Imagine you are a human resources professional or in-house employment counsel and you learn that an employee in your organization is seeking a job transfer or other accommodation because with a body weight of almost 600 pounds, he is too overweight to do his present job. What do you do?
A recent decision from the U.S. Court of Appeals for the Seventh Circuit highlights how courts across the country have interpreted the Americans with Disabilities Act (ADA) in workplace situations involving obesity. If a workplace challenge relating to obesity hasn’t happened in your organization yet, it is increasingly likely to happen soon. The Journal of the American Medical Association reports that rates of American adults with obesity have continued to increase over the past decade according to researchers from the Centers for Disease Control and Prevention (CDC). Their findings comport with a trend line dating back to the 1980s. With that trend in mind, let’s examine Richardson v. Chicago Transit Authority, 926 F.3d 881 (7th Cir. 2019).
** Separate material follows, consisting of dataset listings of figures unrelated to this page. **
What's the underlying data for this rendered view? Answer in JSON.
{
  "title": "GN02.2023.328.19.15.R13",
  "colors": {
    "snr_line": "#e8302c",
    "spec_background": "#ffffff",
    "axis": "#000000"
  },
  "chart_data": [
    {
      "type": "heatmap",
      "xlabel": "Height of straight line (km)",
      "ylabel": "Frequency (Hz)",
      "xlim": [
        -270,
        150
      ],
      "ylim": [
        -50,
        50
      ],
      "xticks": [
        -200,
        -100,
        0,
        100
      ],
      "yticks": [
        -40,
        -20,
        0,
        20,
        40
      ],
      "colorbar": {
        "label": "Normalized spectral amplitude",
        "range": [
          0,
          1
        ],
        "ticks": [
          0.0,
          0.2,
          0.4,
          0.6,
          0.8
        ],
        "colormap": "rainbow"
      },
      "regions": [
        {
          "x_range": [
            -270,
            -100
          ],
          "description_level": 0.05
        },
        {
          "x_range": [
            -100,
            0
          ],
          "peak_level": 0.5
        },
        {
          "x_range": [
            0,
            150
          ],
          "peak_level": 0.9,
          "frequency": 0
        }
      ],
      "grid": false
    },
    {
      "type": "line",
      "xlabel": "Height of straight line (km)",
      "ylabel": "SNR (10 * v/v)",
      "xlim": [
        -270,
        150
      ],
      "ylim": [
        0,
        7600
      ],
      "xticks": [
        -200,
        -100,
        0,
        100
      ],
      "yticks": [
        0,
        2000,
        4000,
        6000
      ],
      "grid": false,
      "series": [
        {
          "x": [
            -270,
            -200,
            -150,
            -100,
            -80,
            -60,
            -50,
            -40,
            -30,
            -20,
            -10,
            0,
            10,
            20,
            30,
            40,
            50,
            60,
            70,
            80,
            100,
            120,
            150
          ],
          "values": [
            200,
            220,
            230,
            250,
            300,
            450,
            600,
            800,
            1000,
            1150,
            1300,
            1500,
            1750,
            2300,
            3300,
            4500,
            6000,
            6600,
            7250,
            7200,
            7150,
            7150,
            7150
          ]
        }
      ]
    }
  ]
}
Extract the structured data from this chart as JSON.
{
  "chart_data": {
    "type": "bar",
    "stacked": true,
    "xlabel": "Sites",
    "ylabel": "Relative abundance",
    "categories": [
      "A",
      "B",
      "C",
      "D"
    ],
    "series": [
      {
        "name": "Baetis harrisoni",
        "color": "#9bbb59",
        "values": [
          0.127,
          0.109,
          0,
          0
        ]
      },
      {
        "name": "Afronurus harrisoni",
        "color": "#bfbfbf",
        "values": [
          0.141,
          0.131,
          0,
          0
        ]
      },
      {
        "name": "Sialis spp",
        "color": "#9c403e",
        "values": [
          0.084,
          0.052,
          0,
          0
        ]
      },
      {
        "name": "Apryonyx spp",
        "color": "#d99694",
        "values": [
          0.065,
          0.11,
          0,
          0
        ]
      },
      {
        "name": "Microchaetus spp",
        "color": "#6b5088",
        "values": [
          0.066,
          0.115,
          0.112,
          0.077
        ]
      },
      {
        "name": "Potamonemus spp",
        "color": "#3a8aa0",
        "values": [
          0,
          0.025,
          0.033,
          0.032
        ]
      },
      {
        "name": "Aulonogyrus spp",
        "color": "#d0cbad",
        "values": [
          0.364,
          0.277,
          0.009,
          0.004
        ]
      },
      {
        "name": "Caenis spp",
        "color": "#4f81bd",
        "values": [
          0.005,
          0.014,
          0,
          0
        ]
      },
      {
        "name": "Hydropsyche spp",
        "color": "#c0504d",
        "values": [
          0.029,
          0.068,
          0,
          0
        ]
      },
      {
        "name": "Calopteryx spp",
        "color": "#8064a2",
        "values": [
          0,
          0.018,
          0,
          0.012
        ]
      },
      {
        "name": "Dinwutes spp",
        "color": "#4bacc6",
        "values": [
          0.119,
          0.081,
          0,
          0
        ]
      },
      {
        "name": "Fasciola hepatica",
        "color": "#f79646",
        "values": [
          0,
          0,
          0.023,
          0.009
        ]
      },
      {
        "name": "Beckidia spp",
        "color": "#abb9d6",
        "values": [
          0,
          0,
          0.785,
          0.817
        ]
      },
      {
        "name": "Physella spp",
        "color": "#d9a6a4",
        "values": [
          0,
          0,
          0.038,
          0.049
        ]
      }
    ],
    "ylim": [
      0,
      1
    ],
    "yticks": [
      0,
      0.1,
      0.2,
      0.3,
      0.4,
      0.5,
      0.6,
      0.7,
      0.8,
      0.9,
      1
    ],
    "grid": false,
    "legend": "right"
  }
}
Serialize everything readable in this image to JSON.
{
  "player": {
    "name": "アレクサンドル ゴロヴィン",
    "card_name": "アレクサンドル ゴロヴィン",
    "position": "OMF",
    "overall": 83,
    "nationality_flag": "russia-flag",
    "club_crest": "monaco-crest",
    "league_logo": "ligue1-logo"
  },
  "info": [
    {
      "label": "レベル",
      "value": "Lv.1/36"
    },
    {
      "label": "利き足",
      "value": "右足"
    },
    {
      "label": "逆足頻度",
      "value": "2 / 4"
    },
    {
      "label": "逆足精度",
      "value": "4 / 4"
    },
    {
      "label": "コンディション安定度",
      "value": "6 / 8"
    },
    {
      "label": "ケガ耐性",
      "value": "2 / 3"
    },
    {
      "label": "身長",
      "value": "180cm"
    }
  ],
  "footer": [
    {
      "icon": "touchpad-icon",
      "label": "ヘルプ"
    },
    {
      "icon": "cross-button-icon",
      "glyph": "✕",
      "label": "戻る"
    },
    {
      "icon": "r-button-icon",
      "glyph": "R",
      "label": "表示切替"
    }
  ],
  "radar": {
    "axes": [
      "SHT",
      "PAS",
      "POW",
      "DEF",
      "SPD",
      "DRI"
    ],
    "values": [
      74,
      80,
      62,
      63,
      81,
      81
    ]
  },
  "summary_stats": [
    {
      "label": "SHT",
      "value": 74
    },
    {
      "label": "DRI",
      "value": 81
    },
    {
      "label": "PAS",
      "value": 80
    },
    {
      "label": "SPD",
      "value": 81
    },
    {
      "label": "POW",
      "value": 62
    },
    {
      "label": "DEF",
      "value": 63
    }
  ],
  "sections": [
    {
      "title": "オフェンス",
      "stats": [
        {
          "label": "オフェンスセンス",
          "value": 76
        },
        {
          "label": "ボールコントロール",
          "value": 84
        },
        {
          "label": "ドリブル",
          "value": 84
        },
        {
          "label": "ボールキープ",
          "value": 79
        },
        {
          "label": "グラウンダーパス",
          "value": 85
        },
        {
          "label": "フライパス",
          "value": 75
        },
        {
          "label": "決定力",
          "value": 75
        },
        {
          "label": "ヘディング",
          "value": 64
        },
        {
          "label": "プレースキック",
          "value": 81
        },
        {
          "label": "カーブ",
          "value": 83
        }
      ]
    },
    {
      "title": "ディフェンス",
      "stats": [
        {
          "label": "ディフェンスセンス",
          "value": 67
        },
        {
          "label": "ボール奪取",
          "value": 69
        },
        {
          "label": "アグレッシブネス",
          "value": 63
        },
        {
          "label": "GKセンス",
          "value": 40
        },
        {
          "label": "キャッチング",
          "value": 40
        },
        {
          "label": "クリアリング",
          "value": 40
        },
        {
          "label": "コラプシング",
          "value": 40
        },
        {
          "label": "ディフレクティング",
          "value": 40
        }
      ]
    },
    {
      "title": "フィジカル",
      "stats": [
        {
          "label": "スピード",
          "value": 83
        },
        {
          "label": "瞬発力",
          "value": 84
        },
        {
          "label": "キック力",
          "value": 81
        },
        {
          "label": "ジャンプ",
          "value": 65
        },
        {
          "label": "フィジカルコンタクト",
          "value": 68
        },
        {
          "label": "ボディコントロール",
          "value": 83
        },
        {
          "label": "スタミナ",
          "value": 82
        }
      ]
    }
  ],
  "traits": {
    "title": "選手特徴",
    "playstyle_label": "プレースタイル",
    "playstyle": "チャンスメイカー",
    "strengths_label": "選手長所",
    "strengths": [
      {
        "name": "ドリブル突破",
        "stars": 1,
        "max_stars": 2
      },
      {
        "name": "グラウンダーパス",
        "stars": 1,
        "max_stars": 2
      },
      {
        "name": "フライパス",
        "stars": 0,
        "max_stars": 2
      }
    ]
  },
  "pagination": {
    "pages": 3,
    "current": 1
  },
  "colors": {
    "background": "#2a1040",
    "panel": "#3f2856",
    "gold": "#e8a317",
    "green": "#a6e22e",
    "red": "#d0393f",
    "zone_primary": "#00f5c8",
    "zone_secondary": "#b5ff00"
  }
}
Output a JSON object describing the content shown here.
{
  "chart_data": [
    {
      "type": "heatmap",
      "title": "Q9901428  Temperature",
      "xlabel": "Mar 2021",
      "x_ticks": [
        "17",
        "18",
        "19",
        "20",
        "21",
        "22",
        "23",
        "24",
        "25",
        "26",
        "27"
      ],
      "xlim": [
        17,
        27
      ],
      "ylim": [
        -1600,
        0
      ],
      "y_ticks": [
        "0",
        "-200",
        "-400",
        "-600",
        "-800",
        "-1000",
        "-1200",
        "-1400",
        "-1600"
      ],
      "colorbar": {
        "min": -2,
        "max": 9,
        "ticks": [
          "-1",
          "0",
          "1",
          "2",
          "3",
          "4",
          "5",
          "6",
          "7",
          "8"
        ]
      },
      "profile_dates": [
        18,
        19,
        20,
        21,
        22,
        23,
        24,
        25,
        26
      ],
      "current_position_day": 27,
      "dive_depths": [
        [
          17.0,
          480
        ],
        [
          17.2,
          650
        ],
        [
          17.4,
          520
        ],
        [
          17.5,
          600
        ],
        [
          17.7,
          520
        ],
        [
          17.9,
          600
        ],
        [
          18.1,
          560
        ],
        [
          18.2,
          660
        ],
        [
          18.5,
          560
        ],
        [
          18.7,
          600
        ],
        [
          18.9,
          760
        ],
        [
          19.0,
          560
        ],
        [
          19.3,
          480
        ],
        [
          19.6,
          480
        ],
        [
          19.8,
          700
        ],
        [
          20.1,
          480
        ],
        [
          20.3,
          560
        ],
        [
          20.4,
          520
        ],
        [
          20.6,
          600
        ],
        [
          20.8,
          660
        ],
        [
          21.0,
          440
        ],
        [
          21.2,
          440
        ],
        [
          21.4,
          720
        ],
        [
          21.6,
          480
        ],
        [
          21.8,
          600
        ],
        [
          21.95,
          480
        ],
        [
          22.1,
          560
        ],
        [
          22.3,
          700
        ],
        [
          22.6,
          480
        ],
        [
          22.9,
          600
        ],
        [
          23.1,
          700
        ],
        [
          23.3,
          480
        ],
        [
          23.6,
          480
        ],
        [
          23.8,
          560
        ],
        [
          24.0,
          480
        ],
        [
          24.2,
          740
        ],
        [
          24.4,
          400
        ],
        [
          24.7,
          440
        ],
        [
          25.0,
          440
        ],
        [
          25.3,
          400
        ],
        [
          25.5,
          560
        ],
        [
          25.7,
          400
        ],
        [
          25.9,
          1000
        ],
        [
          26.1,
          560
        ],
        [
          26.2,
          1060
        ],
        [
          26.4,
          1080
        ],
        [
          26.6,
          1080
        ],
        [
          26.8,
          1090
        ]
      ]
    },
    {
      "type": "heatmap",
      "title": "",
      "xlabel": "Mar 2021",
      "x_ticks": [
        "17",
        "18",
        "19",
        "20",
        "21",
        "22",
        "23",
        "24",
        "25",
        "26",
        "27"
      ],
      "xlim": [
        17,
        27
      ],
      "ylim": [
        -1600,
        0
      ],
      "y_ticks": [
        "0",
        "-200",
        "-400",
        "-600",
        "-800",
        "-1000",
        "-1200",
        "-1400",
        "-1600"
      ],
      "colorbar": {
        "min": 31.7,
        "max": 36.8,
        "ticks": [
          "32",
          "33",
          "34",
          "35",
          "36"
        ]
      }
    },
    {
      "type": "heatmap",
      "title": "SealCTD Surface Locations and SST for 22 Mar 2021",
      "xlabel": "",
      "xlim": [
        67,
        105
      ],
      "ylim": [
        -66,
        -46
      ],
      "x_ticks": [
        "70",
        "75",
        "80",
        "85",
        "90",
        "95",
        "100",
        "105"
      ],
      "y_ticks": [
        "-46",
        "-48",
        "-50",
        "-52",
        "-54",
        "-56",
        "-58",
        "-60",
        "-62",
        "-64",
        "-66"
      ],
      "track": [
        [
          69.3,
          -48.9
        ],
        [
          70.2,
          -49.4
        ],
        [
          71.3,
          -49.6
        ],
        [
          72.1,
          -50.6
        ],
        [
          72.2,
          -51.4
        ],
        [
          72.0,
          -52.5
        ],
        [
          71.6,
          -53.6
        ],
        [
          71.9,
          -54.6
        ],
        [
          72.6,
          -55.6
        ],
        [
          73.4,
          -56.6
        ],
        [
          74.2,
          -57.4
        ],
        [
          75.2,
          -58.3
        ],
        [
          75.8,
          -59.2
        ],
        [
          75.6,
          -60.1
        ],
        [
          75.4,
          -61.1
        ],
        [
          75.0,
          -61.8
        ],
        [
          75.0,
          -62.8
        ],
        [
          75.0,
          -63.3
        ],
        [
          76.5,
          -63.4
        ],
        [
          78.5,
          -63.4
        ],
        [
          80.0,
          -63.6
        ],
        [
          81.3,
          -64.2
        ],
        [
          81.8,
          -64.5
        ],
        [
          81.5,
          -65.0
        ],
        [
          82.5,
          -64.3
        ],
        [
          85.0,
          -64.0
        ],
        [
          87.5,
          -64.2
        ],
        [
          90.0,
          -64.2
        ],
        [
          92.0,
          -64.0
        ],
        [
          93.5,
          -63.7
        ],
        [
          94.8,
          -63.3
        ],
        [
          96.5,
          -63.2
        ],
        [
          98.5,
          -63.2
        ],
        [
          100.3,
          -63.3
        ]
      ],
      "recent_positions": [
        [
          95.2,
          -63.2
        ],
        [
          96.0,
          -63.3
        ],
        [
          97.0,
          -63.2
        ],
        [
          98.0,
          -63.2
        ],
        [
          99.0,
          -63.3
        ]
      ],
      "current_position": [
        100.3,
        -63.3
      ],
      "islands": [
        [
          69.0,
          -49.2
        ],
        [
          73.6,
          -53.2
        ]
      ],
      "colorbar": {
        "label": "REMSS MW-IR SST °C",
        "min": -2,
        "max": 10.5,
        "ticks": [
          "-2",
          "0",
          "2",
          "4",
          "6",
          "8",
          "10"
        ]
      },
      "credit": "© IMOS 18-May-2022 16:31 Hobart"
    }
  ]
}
Mark Richardson worked as a bus driver for 13 years. In September of 2010, weighing nearly 600 pounds, Richardson’s employer required that he undergo a safety assessment following a medical leave. During the assessment, he was unable to perform several safety driving functions (for example, hand-over-hand steering) because of his obesity. Richardson argued under the ADA and related agency regulations and guidance that severe obesity should automatically qualify as an ADA impairment, without having to show any other underlying physiological cause.